Вот послышалось шлепанье многих ног, чей-то вздох:
— Покурить ба…
И громкий окрик:
— Замолчать!
И снова топанье ног по дороге и равномерное и частое: «Дзинь! Дзинь!»
Иван до боли в глазах глядел в темноту: сейчас пойдут и пойдут из каменной глыбы арестанты. Но Камень стоял недвижимой гранитной стеной.
Снова громкие шорохи.
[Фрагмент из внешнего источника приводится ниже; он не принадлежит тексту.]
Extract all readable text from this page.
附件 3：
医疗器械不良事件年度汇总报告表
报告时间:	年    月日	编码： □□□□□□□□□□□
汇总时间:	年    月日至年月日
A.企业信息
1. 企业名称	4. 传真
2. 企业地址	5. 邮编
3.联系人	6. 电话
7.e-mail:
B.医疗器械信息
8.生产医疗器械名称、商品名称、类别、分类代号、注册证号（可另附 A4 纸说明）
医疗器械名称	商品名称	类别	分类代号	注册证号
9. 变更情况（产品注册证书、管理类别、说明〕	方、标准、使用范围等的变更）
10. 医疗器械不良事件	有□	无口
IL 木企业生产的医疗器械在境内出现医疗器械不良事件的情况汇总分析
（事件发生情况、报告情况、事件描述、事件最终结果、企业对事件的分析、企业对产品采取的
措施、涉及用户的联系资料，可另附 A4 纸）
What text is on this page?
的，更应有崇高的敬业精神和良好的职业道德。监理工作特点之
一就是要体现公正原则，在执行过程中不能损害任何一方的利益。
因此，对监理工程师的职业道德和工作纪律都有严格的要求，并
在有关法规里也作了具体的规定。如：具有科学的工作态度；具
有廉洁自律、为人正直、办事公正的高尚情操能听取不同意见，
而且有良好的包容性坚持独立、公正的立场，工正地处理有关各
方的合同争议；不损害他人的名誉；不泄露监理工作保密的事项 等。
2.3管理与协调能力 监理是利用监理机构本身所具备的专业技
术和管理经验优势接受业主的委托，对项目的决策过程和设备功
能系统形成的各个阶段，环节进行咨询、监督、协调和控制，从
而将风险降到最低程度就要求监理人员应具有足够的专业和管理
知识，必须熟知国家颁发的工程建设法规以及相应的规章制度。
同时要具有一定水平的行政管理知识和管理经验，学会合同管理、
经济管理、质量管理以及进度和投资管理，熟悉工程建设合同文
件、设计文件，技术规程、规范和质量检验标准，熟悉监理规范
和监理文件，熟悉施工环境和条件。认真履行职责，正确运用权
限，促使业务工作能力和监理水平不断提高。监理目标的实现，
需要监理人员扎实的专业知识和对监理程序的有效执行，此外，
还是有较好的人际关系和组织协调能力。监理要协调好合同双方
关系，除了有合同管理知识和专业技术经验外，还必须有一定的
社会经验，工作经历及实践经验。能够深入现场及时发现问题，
Женский нежный голос произнес в темноте:
— Грешница я, Федя… Приехала Симеону Праведному поклониться, а так грешу!
И легкий ответ:
— Симеон Праведный небось тоже грешил…
— Ой, что ты!
— А ты не знала?
— Да куда ты меня ведешь?!
— От глазу подальше! Эх, зазноба!
Ясные шаги перебила одинокая песня:
По тебе ли, степь, вихри мечутся?
На тебе ль орлы по пескам живут?
Песня была так хороша, что Иван замер: вот сейчас голос продолжит ее, и случится чудо. После такой песни обязательно случится чудо.
Но не в песне прозвучал тот же мужской голос, а в отвратительной брани; и снова шаги, шаги шлепали по дороге и стихали.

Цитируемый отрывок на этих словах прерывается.